For the last several years, Christians in America have, in general, enjoyed material prosperity with the absence of persecution. Good times, however, can have negative spiritual effects. The Lord’s disciples can grow soft and lazy while they are “at ease in Zion” (Amos 6:1). Sermons to rouse people from their indifference do not always work; often they fall on deaf ears. Painful circumstances, however, can make people wake up and listen.

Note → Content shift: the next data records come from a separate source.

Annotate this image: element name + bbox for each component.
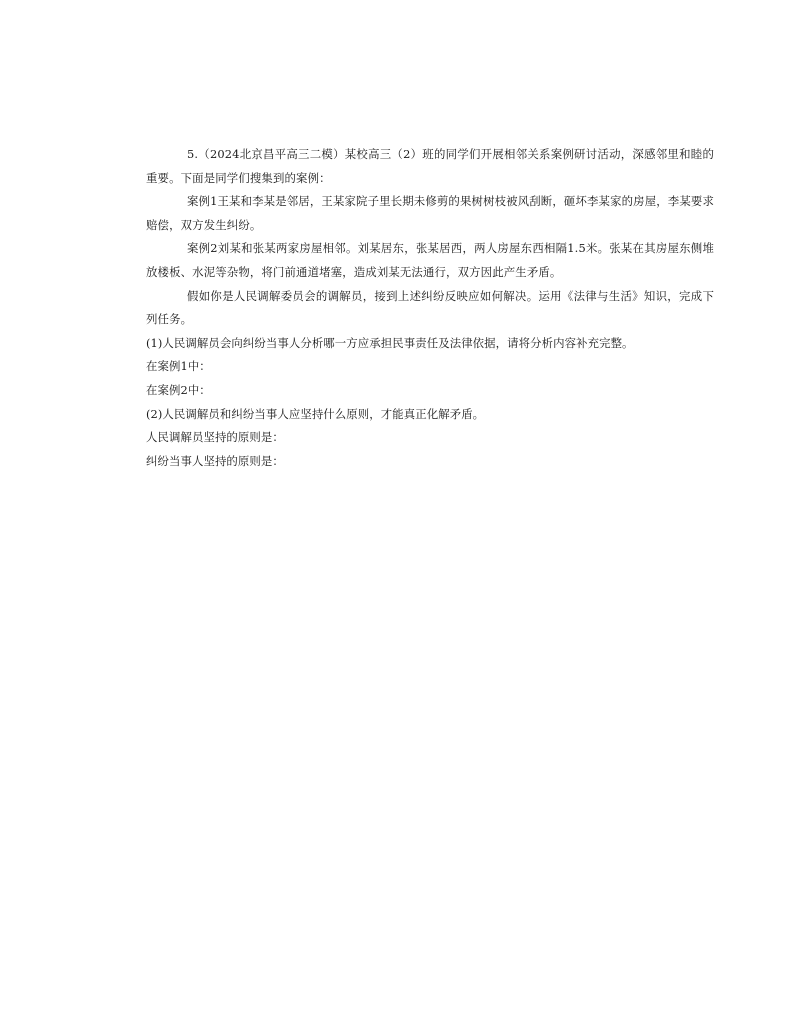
sub-question-1: (1)人民调解员会向纠纷当事人分析哪一方应承担民事责任及法律依据，请将分析内容补充完整。 (146, 335, 634, 350)
case-1-text: 案例1王某和李某是邻居，王某家院子里长期未修剪的果树树枝被风刮断，砸坏李某家的房屋，李某要求赔偿，双方发生纠纷。 (146, 194, 714, 232)
question-stem: 5.（2024北京昌平高三二模）某校高三（2）班的同学们开展相邻关系案例研讨活动，深感邻里和睦的重要。下面是同学们搜集到的案例： (146, 147, 714, 185)
answer-prompt-case-1: 在案例1中： (146, 359, 211, 374)
answer-prompt-mediator: 人民调解员坚持的原则是： (146, 430, 284, 445)
case-2-text: 案例2刘某和张某两家房屋相邻。刘某居东，张某居西，两人房屋东西相隔1.5米。张某在其房屋东侧堆放楼板、水泥等杂物，将门前通道堵塞，造成刘某无法通行，双方因此产生矛盾。 (146, 241, 714, 279)
task-instruction: 假如你是人民调解委员会的调解员，接到上述纠纷反映应如何解决。运用《法律与生活》知识，完成下列任务。 (146, 288, 714, 327)
sub-question-2: (2)人民调解员和纠纷当事人应坚持什么原则，才能真正化解矛盾。 (146, 406, 485, 421)
question-block (146, 143, 714, 473)
answer-prompt-case-2: 在案例2中： (146, 382, 211, 397)
answer-prompt-parties: 纠纷当事人坚持的原则是： (146, 453, 284, 468)
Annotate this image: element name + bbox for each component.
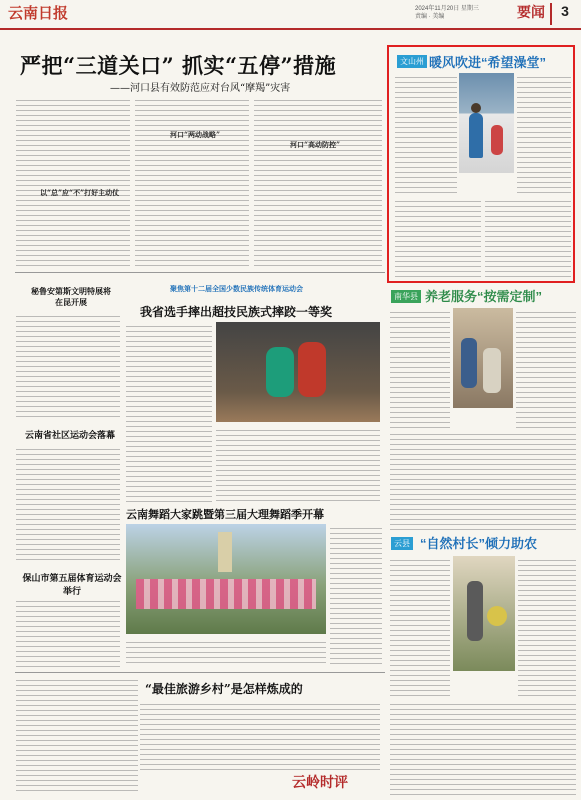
column-logo: 云岭时评 [292, 775, 348, 791]
elderly-body-right [516, 308, 576, 428]
region-tag: 云县 [391, 537, 413, 550]
brief-title: 云南省社区运动会落幕 [24, 431, 115, 441]
feature-body-right [517, 73, 571, 193]
section-name: 要闻 [517, 4, 545, 20]
feature-photo [459, 73, 514, 173]
village-photo [453, 556, 515, 671]
village-title: “自然村长”倾力助农 [420, 536, 538, 551]
lead-body-col3 [254, 96, 382, 266]
elderly-photo [453, 308, 513, 408]
feature-body-left [395, 73, 457, 193]
sports-body-left [126, 322, 212, 502]
brief-body [16, 597, 120, 667]
section-divider [15, 272, 385, 273]
sports-body-right [216, 426, 380, 504]
lead-subsection-3: 河口“高动防控” [290, 140, 341, 149]
dance-photo [126, 524, 326, 634]
newspaper-logo: 云南日报 [8, 4, 69, 22]
elderly-title: 养老服务“按需定制” [425, 289, 543, 304]
opinion-body-left [16, 676, 138, 794]
feature-body-bottom-right [485, 197, 571, 277]
feature-body-bottom-left [395, 197, 481, 277]
sports-title: 我省选手摔出超技民族式摔跤一等奖 [140, 305, 333, 319]
village-body-bottom [390, 700, 576, 795]
elderly-body-left [390, 308, 450, 428]
region-tag: 文山州 [397, 55, 427, 68]
brief-body [16, 445, 120, 560]
highlighted-article[interactable] [387, 45, 575, 283]
sports-kicker: 聚焦第十二届全国少数民族传统体育运动会 [170, 284, 303, 293]
region-tag: 南华县 [391, 290, 421, 303]
brief-title: 秘鲁安第斯文明特展将在昆开展 [31, 286, 111, 307]
brief-body [16, 312, 120, 417]
masthead [0, 0, 581, 30]
feature-title: 暖风吹进“希望澡堂” [429, 55, 547, 70]
opinion-title: “最佳旅游乡村”是怎样炼成的 [145, 682, 303, 696]
village-body-left [390, 556, 450, 696]
editor-line: 责编 · 美编 [415, 14, 445, 20]
village-body-right [518, 556, 576, 696]
opinion-body [140, 700, 380, 770]
date-info [415, 5, 495, 21]
elderly-body-bottom [390, 430, 576, 530]
lead-subsection-2: 河口“两动战略” [170, 130, 221, 139]
wrestling-photo [216, 322, 380, 422]
lead-headline: 严把“三道关口” 抓实“五停”措施 [20, 53, 337, 78]
lead-body-col1 [16, 96, 130, 266]
lead-body-col2 [135, 96, 249, 266]
page-number: 3 [550, 3, 578, 25]
dance-body-bottom [126, 638, 326, 666]
lead-subhead: ——河口县有效防范应对台风“摩羯”灾害 [110, 83, 291, 94]
dance-body-right [330, 524, 382, 664]
dance-title: 云南舞蹈大家跳暨第三届大理舞蹈季开幕 [126, 508, 324, 521]
date-line: 2024年11月20日 星期三 [415, 6, 479, 12]
brief-title: 保山市第五届体育运动会举行 [22, 574, 122, 597]
section-divider [15, 672, 385, 673]
lead-subsection: 以“总”应“不”打好主动仗 [40, 188, 120, 197]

The book of Zephaniah is dated during the reign of Josiah (Zeph. 1:1), leading up to his reforms. God promised to bring punishment on those who had grown stagnant in their spiritual service, saying, “And it shall come to pass at that time, that I will search Jerusalem with candles, and punish the men that are settled on their lees: that say in their heart, The LORD will not do good, neither will he do evil” (Zech. 1:12). The complacent are said to be “settled on their lees,” a word picture taken from handling wine. The term lees (or dregs) refers to the solid sediment that settles at the bottom of the container over time. If wine is allowed to settle too long, it thickens and is ruined. God said He would visit in punishment the men who were thickening upon their dregs. These men were so complacent that they thought God would be too. In effect, they had made a god in their own image who was indifferent, who will not do good, nor evil. But God assures them He will bring His penalty upon them at a time referred to as “the day of the Lord” (Zeph. 1:7).

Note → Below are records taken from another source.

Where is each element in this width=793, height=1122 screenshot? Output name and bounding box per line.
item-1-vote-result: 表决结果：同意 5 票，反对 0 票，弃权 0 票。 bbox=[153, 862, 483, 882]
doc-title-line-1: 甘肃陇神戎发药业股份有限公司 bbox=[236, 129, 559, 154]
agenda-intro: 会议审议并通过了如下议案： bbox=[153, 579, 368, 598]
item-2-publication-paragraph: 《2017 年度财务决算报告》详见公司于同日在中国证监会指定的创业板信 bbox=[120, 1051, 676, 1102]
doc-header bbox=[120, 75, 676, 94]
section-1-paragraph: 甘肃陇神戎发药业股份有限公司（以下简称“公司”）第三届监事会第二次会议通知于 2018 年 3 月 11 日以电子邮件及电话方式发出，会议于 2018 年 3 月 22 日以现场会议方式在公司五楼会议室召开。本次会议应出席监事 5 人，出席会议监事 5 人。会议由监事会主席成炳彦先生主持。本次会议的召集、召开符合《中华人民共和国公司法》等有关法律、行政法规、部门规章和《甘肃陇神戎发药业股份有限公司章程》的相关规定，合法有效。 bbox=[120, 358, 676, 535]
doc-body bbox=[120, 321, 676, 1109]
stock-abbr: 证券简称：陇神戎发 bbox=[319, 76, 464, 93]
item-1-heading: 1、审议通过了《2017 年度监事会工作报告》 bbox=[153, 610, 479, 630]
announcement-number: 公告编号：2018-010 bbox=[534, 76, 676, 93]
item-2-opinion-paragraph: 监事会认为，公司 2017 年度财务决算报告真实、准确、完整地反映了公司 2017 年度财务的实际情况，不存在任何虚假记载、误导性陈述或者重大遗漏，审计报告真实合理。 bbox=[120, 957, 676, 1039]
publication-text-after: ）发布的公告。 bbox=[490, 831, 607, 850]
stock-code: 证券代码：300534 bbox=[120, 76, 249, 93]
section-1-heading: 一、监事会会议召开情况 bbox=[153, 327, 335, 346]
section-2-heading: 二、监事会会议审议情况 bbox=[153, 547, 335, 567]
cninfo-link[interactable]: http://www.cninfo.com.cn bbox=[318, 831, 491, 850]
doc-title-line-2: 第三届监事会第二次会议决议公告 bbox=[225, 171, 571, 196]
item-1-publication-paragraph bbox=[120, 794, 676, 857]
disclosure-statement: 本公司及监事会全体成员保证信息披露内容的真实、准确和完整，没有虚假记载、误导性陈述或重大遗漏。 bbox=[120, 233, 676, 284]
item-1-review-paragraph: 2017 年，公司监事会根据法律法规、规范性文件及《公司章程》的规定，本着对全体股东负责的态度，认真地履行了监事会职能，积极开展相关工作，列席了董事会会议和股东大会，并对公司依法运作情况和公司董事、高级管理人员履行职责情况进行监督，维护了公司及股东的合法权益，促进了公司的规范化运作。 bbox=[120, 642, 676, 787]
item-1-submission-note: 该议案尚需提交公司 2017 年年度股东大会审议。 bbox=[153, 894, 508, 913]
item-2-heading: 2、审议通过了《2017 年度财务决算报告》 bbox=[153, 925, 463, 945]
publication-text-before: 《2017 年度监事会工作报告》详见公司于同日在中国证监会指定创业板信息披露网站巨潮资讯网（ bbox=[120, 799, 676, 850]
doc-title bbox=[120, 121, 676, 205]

We strive to be the church revealed in the New Testament. The book of Acts tells us about the persecutions against the early followers of Jesus. The spiritual dangers that come to Christians when their environment is unfriendly to them are plain. The pages of Scripture and uninspired history are filled with examples of such. However, persecution also causes disciples to bind together and become active and sacrificial in giving to each other. I don’t know the future; the Lord alone knows whether a period of persecution is on the horizon for His church and what the particulars of it would be. However, times of persecution do have a way of showing one’s true colors. If we’ll let it, pain can cause us to get serious about what’s really valuable.
Compare what Jesus said about lukewarm Laodicea (Rev. 3:14-22) with persecuted Smyrna (Rev. 2:8-11) and Philadelphia (Rev. 3:7-13). It would not be surprising if Laodicea had a nice, comfortable building in which to meet, but what about their hearts? The persecuted church does not have all the nice material possessions the world offers, but it also does not have members who are disinterested in spiritual activities because they’re too busy entertaining, going on vacation, going to ball games, golfing, et cetera. God disciplines His children; pain in the present can cause us to make spiritual reforms and have better priorities in the future (Heb. 12:5-11).
In Zephaniah’s day, God could not rouse people from complacency for very long by merely sending someone to speak to them. He had to send foreign people in to take away their goods, their houses, and their lands (Zeph. 1:13). What does He have planned for the complacent today?